However, the DJI Mini 3 Pro pushes this problem one step further. It has an even lower resolution of the color channels. Here is a comparison of the Bayer and the Quad Bayer arrangement of the color filters:
As you can see in the picture, the individual color filters have been significantly enlarged in the Quad Bayer grid. They now cover 4 sensor fields each. This reduces the color resolution by a factor of 4 compared to the classic Bayer matrix. And this is clearly visible in the example images, for example in the bushes. To illustrate this effect, I am showing below a further enlarged section from the center of the image above with the bushes. The left image of the DJI Mini 3 Pro has been enlarged in Lightroom to 400%, the right one of the DJI Air 2s with the same detail to about 650%:
On the right image of the Air 2S, you can still see individual white dots in the bushes that correspond to blossoms. Despite the nominally higher resolution, these are only visible as slightly brighter areas in the image of the Mini 3 Pro. The Mini 3 Pro’s tendency to produce artifacts is also intensified in this high magnification. Overall, in this case, the DJI Air 2s is a better choice despite its lower resolution.
The difference is even more striking when compared with the EOS R5 (both views magnified 400%):
The EOS R5 is orders of magnitude better here, no question. Once again, the DJI Mini 3 Pro has obviously already pre-processed and de-noised the RAW files, which unfortunately led to a significant loss of detail. However, this should not be overestimated.
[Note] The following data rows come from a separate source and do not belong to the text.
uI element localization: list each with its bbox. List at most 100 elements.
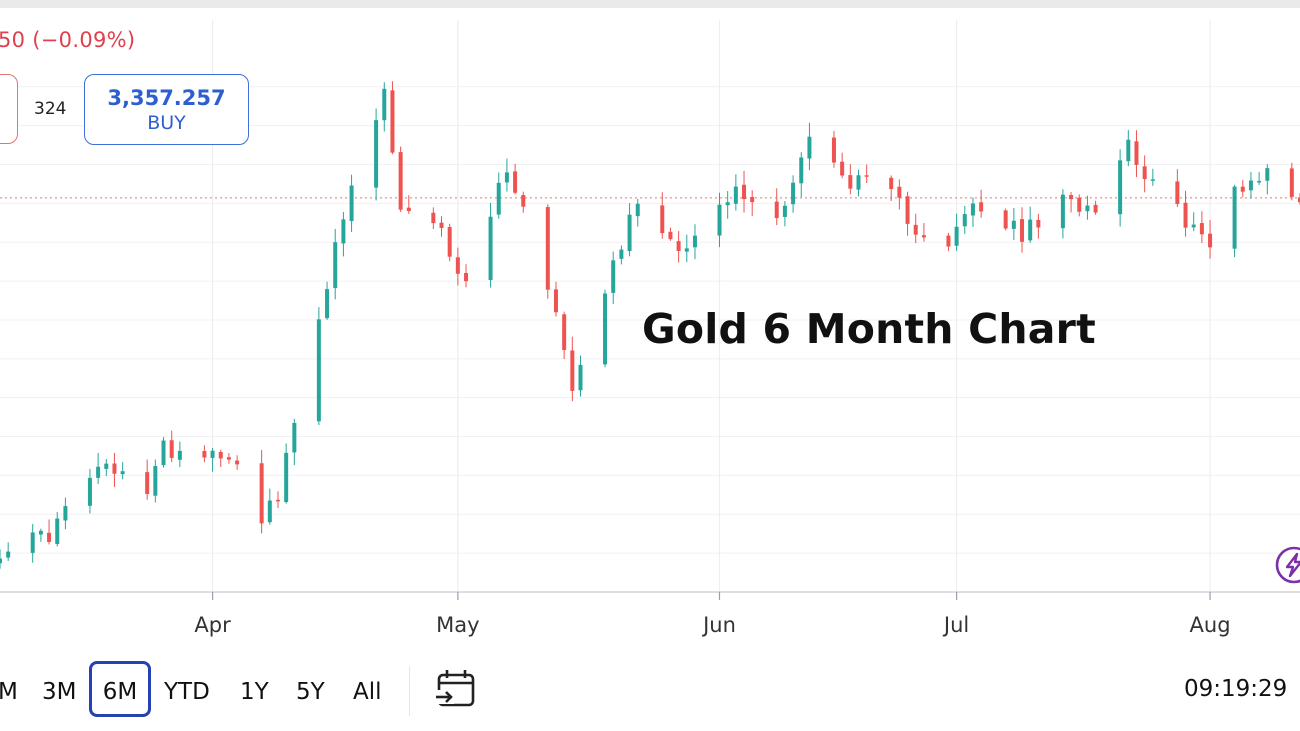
candle-body: [660, 205, 665, 234]
candle-body: [897, 186, 902, 198]
candle-body: [1191, 224, 1196, 228]
candle-body: [831, 137, 836, 163]
candle-body: [1020, 219, 1025, 242]
range-button-5y[interactable]: 5Y: [296, 679, 325, 705]
calendar-arrow-icon[interactable]: [434, 668, 478, 715]
candle-body: [292, 422, 297, 453]
candle-body: [1028, 219, 1033, 241]
candle-body: [1248, 180, 1253, 191]
candle-body: [1232, 186, 1237, 249]
candle-body: [226, 457, 231, 460]
candle-body: [63, 506, 68, 521]
buy-price: 3,357.257: [107, 85, 226, 110]
candle-body: [464, 272, 469, 282]
candle-body: [1118, 160, 1123, 215]
range-button-1y[interactable]: 1Y: [240, 679, 269, 705]
x-tick-label: Jun: [701, 613, 736, 637]
candle-body: [177, 450, 182, 460]
sell-button[interactable]: [0, 74, 18, 144]
buy-button[interactable]: 3,357.257 BUY: [84, 74, 249, 145]
candle-body: [1142, 166, 1147, 180]
candle-body: [1060, 194, 1065, 229]
range-button-1m[interactable]: M: [0, 679, 18, 705]
candle-body: [6, 551, 11, 558]
candle-body: [406, 207, 411, 212]
candle-body: [1036, 219, 1041, 228]
x-tick-label: May: [436, 613, 479, 637]
candle-body: [202, 450, 207, 458]
candle-body: [954, 226, 959, 246]
candle-body: [47, 532, 52, 542]
x-tick-label: Aug: [1190, 613, 1231, 637]
candle-body: [513, 171, 518, 193]
candle-body: [570, 350, 575, 391]
range-button-3m[interactable]: 3M: [42, 679, 77, 705]
candle-body: [1240, 186, 1245, 192]
candle-body: [619, 249, 624, 259]
spread-value: 324: [34, 99, 67, 119]
candle-body: [1298, 197, 1300, 203]
candle-body: [791, 182, 796, 205]
candle-body: [104, 463, 109, 469]
candle-body: [96, 466, 101, 478]
candle-body: [325, 289, 330, 319]
candle-body: [962, 214, 967, 227]
candle-body: [382, 88, 387, 121]
x-tick-label: Apr: [194, 613, 231, 637]
candle-body: [431, 212, 436, 224]
candle-body: [611, 260, 616, 293]
candle-body: [1011, 220, 1016, 229]
candle-body: [169, 440, 174, 458]
candle-body: [275, 499, 280, 502]
candle-body: [390, 90, 395, 153]
candle-body: [692, 235, 697, 248]
candle-body: [455, 257, 460, 274]
candle-body: [856, 175, 861, 190]
candle-body: [210, 450, 215, 458]
candlestick-series: [0, 81, 1300, 569]
candle-body: [733, 186, 738, 204]
candle-body: [1289, 168, 1294, 197]
candle-body: [562, 314, 567, 350]
lightning-icon[interactable]: [1274, 545, 1300, 590]
candle-body: [55, 518, 60, 544]
candle-body: [87, 477, 92, 506]
candle-body: [521, 195, 526, 207]
candle-body: [635, 203, 640, 217]
buy-label: BUY: [147, 111, 186, 134]
candle-body: [1085, 205, 1090, 212]
candle-body: [970, 203, 975, 216]
candle-body: [905, 196, 910, 224]
x-axis-ticks: Apr May Jun Jul Aug: [194, 592, 1231, 637]
candle-body: [1134, 141, 1139, 165]
candle-body: [504, 172, 509, 183]
candle-body: [1069, 195, 1074, 200]
candle-body: [235, 460, 240, 465]
candle-body: [316, 319, 321, 422]
range-button-ytd[interactable]: YTD: [164, 679, 210, 705]
candle-body: [684, 248, 689, 252]
candle-body: [545, 207, 550, 290]
candle-body: [439, 222, 444, 228]
candle-body: [496, 182, 501, 215]
candle-body: [913, 224, 918, 235]
candle-body: [398, 152, 403, 210]
candle-body: [840, 161, 845, 176]
range-button-6m[interactable]: 6M: [89, 661, 151, 717]
candle-body: [333, 242, 338, 289]
candle-body: [742, 184, 747, 200]
price-change-label: 50 (−0.09%): [0, 28, 136, 52]
x-tick-label: Jul: [942, 613, 969, 637]
candle-body: [946, 235, 951, 247]
candle-body: [979, 202, 984, 212]
range-button-all[interactable]: All: [353, 679, 382, 705]
candle-body: [1150, 179, 1155, 181]
candle-body: [0, 558, 2, 564]
candle-body: [676, 241, 681, 252]
candle-body: [1093, 204, 1098, 213]
candle-body: [349, 185, 354, 222]
candle-body: [284, 452, 289, 503]
candle-body: [668, 231, 673, 240]
candle-body: [782, 205, 787, 217]
top-bar: [0, 0, 1300, 8]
After all, we are talking about 400% enlargements here. The resulting total images would be a good 8 meters wide in a print corresponding to a usual 100 DPI screen resolution!
Why Quad Bayer?
The reason for this design modification, which seems unreasonable at first glance, is that the sensor can alternatively read 4 individual pixels at once without any problems. Although the sensor resolution then drops to only 1/4 of the original number of pixels, each individual pixel will be four times larger. This improves the sensor’s light sensitivity, noise performance and dynamic range at the expense of resolution. Thus, the DJI Mini 3 Pro then operates at 12 megapixels also in its photo mode. However, since I will usually use the drone in photography in good weather and at its base ISO of 100, I would have preferred a classic Bayer Matrix.
To the DJI Mini 3 Pro’s salvation, however, it should be remembered that it is not yet directly supported by Lightroom either. It is quite possible that the Quad Bayer data is not yet interpreted correctly. Unfortunately, the Mini 3 Pro is not yet supported by DxO PhotoLab or PureRAW either. I hope that the AI-based DeepPRIME algorithm available there will improve the quality.
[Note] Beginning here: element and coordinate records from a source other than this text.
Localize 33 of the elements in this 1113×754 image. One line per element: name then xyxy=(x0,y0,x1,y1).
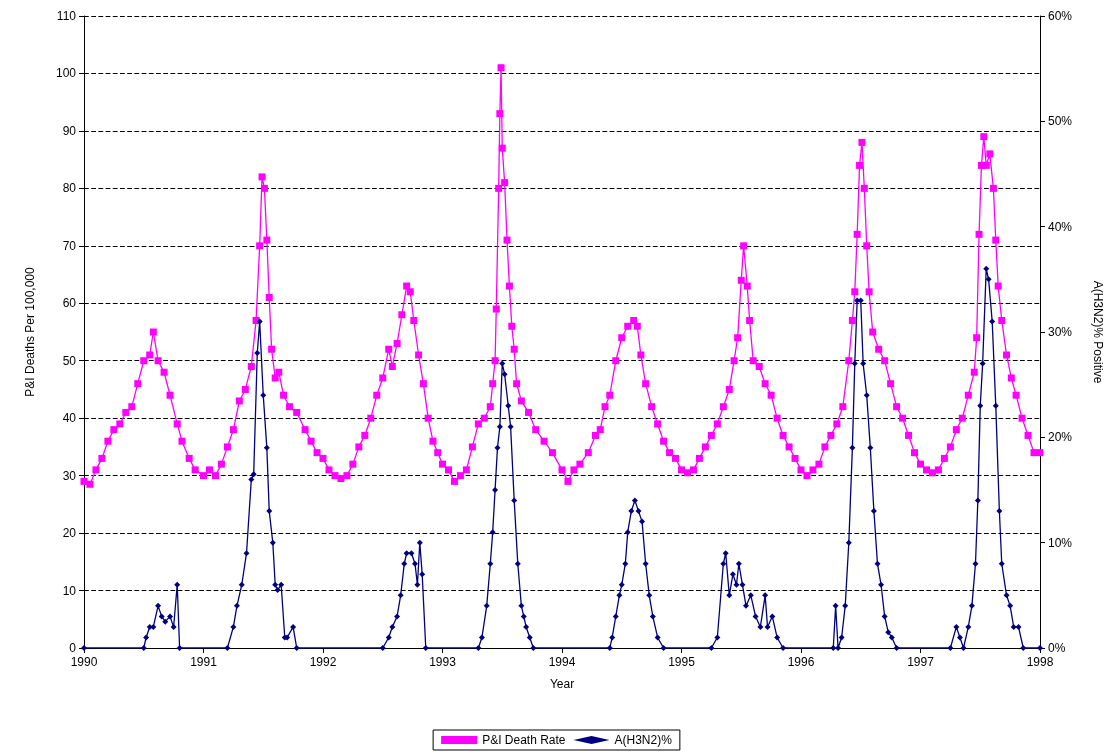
y-tick-label: 70 xyxy=(62,238,77,253)
x-tick-label: 1990 xyxy=(70,655,98,669)
y-axis-title: P&I Deaths Per 100,000 xyxy=(23,266,37,397)
y-tick-label: 40 xyxy=(62,411,77,426)
y2-tick-label: 30% xyxy=(1048,325,1073,339)
y2-tick-label: 10% xyxy=(1048,535,1073,550)
x-tick-label: 1998 xyxy=(1026,655,1054,669)
y2-tick-label: 20% xyxy=(1048,430,1073,445)
y2-tick-label: 60% xyxy=(1048,9,1073,23)
x-tick-label: 1997 xyxy=(907,655,935,669)
y-tick-label: 80 xyxy=(62,181,77,196)
x-tick-label: 1996 xyxy=(787,655,815,669)
y-tick-label: 90 xyxy=(62,123,77,138)
y-tick-label: 100 xyxy=(55,66,77,81)
x-tick-label: 1995 xyxy=(668,655,696,669)
y-tick-label: 20 xyxy=(62,526,77,541)
y-tick-label: 60 xyxy=(62,296,77,311)
legend-label: A(H3N2)% xyxy=(614,733,673,747)
y-tick-label: 30 xyxy=(62,468,77,483)
y2-tick-label: 50% xyxy=(1048,114,1073,129)
x-axis-title: Year xyxy=(549,677,575,691)
x-tick-label: 1994 xyxy=(548,655,576,669)
x-tick-label: 1991 xyxy=(190,655,218,669)
y-tick-label: 10 xyxy=(62,583,77,598)
y2-tick-label: 0% xyxy=(1048,641,1066,655)
y2-axis-title: A(H3N2)% Positive xyxy=(1091,280,1105,384)
x-tick-label: 1993 xyxy=(429,655,457,669)
y-tick-label: 110 xyxy=(56,9,77,23)
y2-tick-label: 40% xyxy=(1048,219,1073,234)
legend-label: P&I Death Rate xyxy=(482,733,566,747)
y-tick-label: 0 xyxy=(69,641,77,655)
y-tick-label: 50 xyxy=(62,353,77,368)
x-tick-label: 1992 xyxy=(309,655,337,669)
I have mixed feelings about the DJI Mini 3 Pro’s photo results so far. Overall, the detail resolution of the DJI Mini 3 Pro is better than that of the DJI Air 2s for suitable subjects without large color variations (as seen in the church tower example above).
The photos are quite decent when viewed as a whole. However, small colored details like the blossoms in the bushes in the example are sometimes lost, and here the Air 2s is even partly superior. In addition, the RAW files of the Mini 3 Pro show clear artifacts, which indicates intensive preprocessing and noise reduction of the DNG files even at ISO 100. In any case, I would much prefer honest, unprocessed, noisy RAWs for photography.
These could then be processed with complex algorithms, such as the AI-based DeepPRIME process in DxO PureRAW or DxO Photolab, at the user’s choice and with presumably much better results - provided that DxO also supports the DJI Mini 3 Pro in the near future. However, I strongly assume that this will be the case due to the wide acceptance of the new drone. DxO added support for the predecessor, the DJI Mini 2, a few months after the drone was released.
By no means does the drone even come close to the quality of a full-frame system camera like the Canon EOS R5. However, this was not to be expected.
I don’t know yet if it will replace my DJI Air 2s. In the video area, which I only use very rarely so far, the Air 2s is still clearly superior to the Mini 3 Pro. But it also offers some advantages in photography, such as long exposures with up to 10 seconds exposure time and provides an exposure mode with aperture priority at a fixed ISO value, which I still miss a lot in the Mini 3 Pro.
The DJI Mini 3 Pro only uses the lower 12 megapixel resolution in the automatic panorama modes I used frequently before. The DJI Air 2s, on the other hand, does this much better with its full resolution of 20 megapixels. However, with the Mini 3 Pro, this can at least be achieved manually controlled at 48 megapixels. This is very cumbersome and I really hope that the panorama versions with 48 megapixels will be added in a future firmware version. In addition, the DJI Mini 3 Pro is basically the first model to allow a full 360° spherical panorama, as it can tilt the camera up to 60°. The DJI Mini 2 and the Air 2s spherical panoramas do not include a part of the image in the zenith because the gimbal can only be tilted upwards to a limited extent.